Il primo vero botto il Borussia lo fa nel 2007 quando porta a casa Blaszczykowsky proveniente dalla polacca Wisla Cracovia. Nonostante l'interessamento della Samp andò in Germania per 3,1 milioni di euro; ieri è stato la rocca invalicabile della compagine tedesca.

Dopo di lui arrivarono sotto la gestione Klopp i vari Hummels, riscattato a 4 milioni, il migliore nella difesa giallonera dove ha intrappolato Benzema fino al minuto 82; Subotic, costato 4,5 milioni provenienza Mainz, che non ha dato scampo a CR7 nemmeno un secondo; uno dei due gemelli Bender, Sven, arrivato dall'altra sponda di Monaco di Baviera, quella del 1860, per 1,5 milioni e che ieri è stato uno dei pochi ad andare in difficoltà contro le merengues.

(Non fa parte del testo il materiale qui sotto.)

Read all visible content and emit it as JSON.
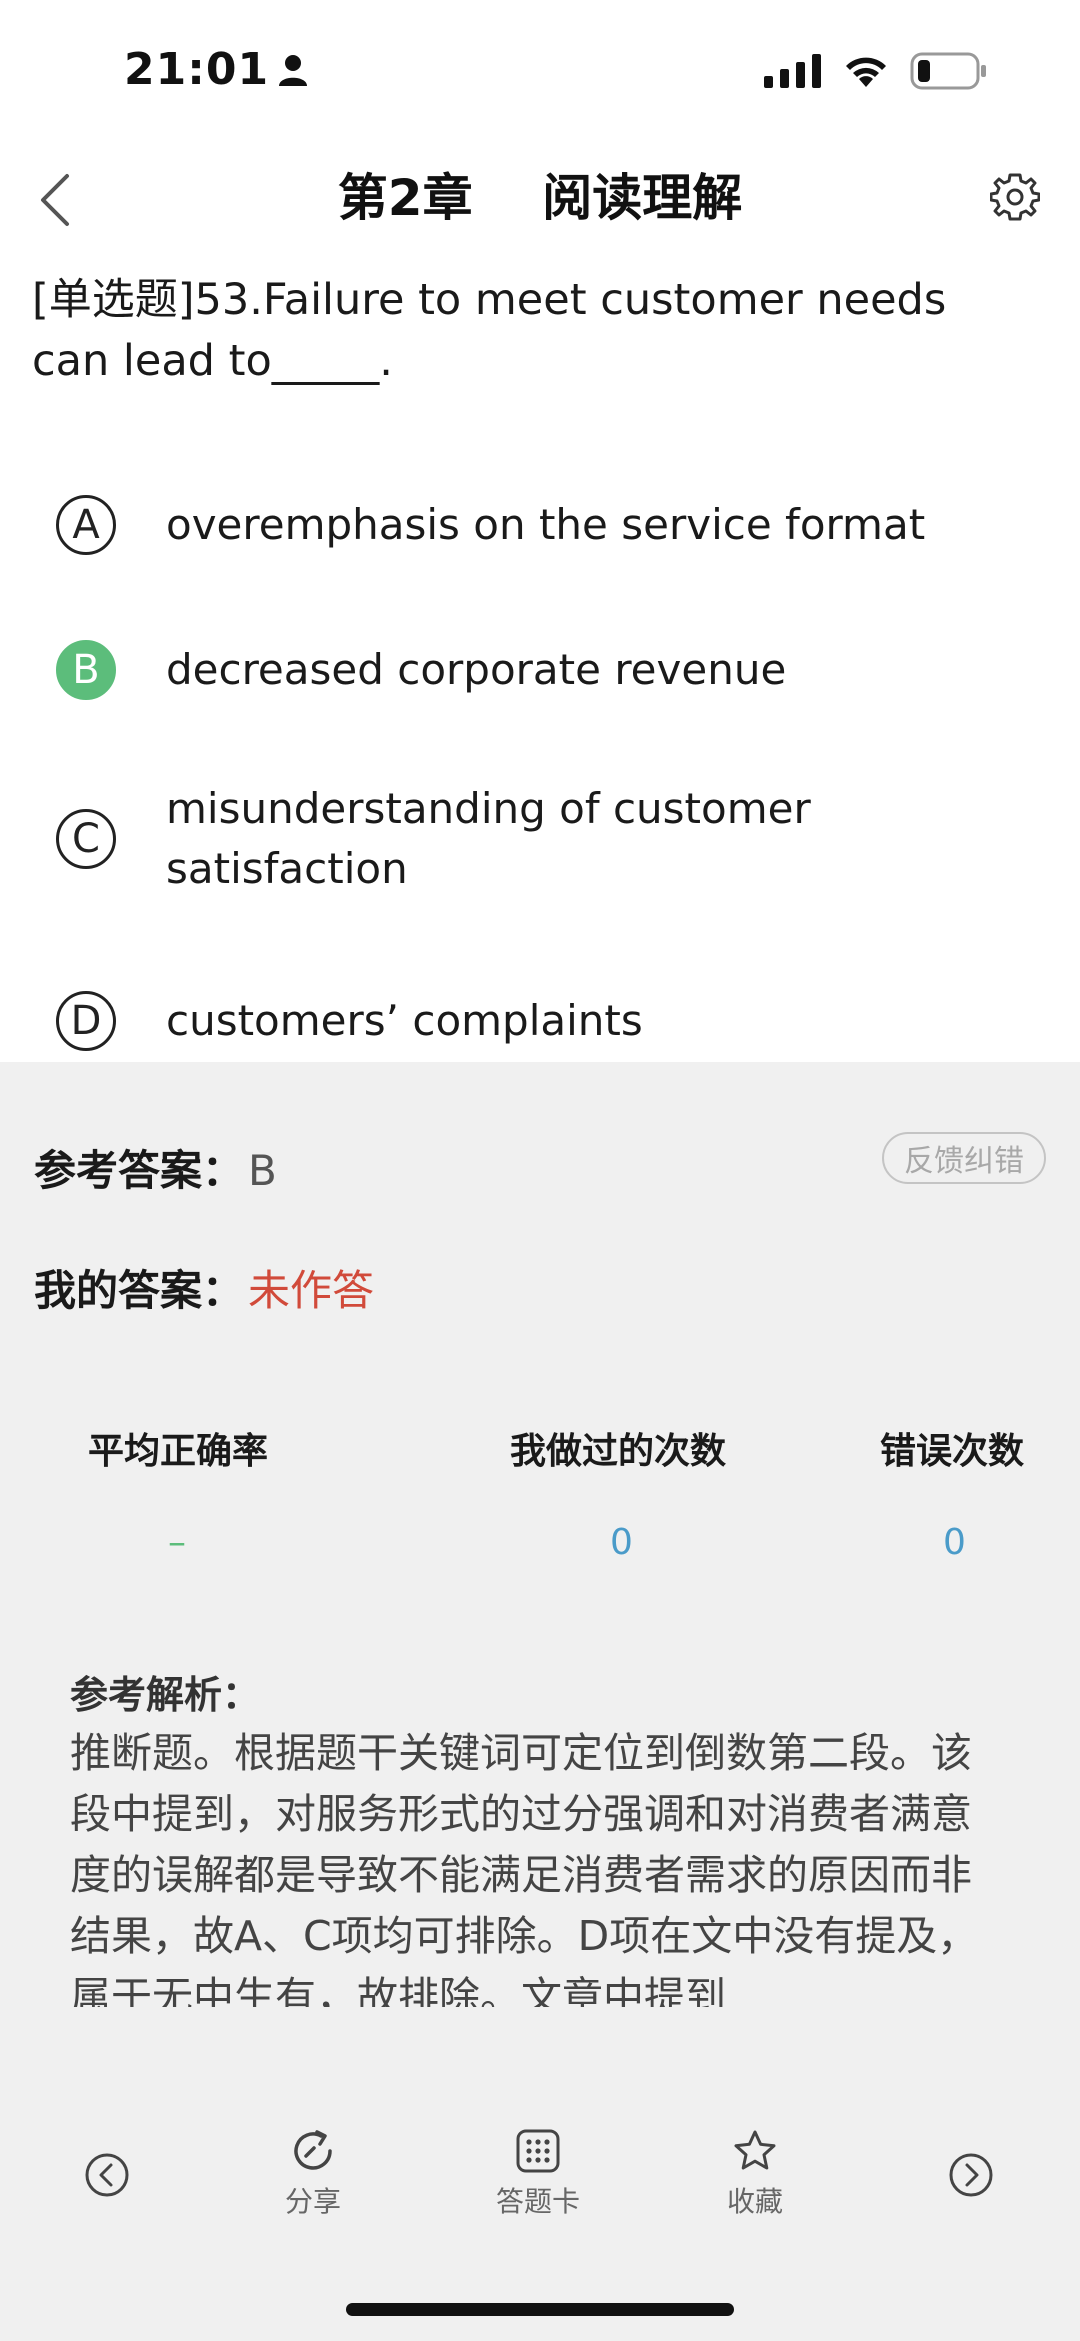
{
  "status_bar": {
    "time": "21:01",
    "icons": [
      "person-icon",
      "signal-icon",
      "wifi-icon",
      "battery-icon"
    ]
  },
  "nav": {
    "title": "第2章    阅读理解",
    "back_icon": "chevron-left-icon",
    "settings_icon": "gear-icon"
  },
  "question": {
    "text": "[单选题]53.Failure to meet customer needs can lead to_____."
  },
  "options": [
    {
      "letter": "A",
      "text": "overemphasis on the service format",
      "state": "default"
    },
    {
      "letter": "B",
      "text": "decreased corporate revenue",
      "state": "correct"
    },
    {
      "letter": "C",
      "text": "misunderstanding of customer satisfaction",
      "state": "default"
    },
    {
      "letter": "D",
      "text": "customers’ complaints",
      "state": "default"
    }
  ],
  "answer": {
    "ref_label": "参考答案：",
    "ref_value": "B",
    "feedback_label": "反馈纠错",
    "my_label": "我的答案：",
    "my_value": "未作答"
  },
  "stats": {
    "avg_label": "平均正确率",
    "avg_value": "–",
    "count_label": "我做过的次数",
    "count_value": "0",
    "error_label": "错误次数",
    "error_value": "0"
  },
  "analysis": {
    "title": "参考解析：",
    "text": "推断题。根据题干关键词可定位到倒数第二段。该段中提到，对服务形式的过分强调和对消费者满意度的误解都是导致不能满足消费者需求的原因而非结果，故A、C项均可排除。D项在文中没有提及，属于无中生有，故排除。文章中提到"
  },
  "toolbar": {
    "prev_icon": "chevron-left-circle-icon",
    "share_label": "分享",
    "card_label": "答题卡",
    "favorite_label": "收藏",
    "next_icon": "chevron-right-circle-icon"
  },
  "colors": {
    "correct": "#5cbd7b",
    "unanswered": "#d14a3a",
    "stat_blue": "#4a9bc9",
    "area_bg": "#f0f0f0"
  }
}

E se si pensa che Piszcek e Gotze sono arrivati a parametro 0, il primo svincolato nel 2010, l'altro vestito di giallonero da quando aveva 8 anni, i numeri assumono proporzioni incredibili. 

Con il vento in poppa il Borussia ora può permettersi di sognare sia a livello calcistico sia economico. Il tetto spesa può essere alzato e se dovesse arrivare anche la seconda coppa dalle grandi orecchie tutto può essere possibile.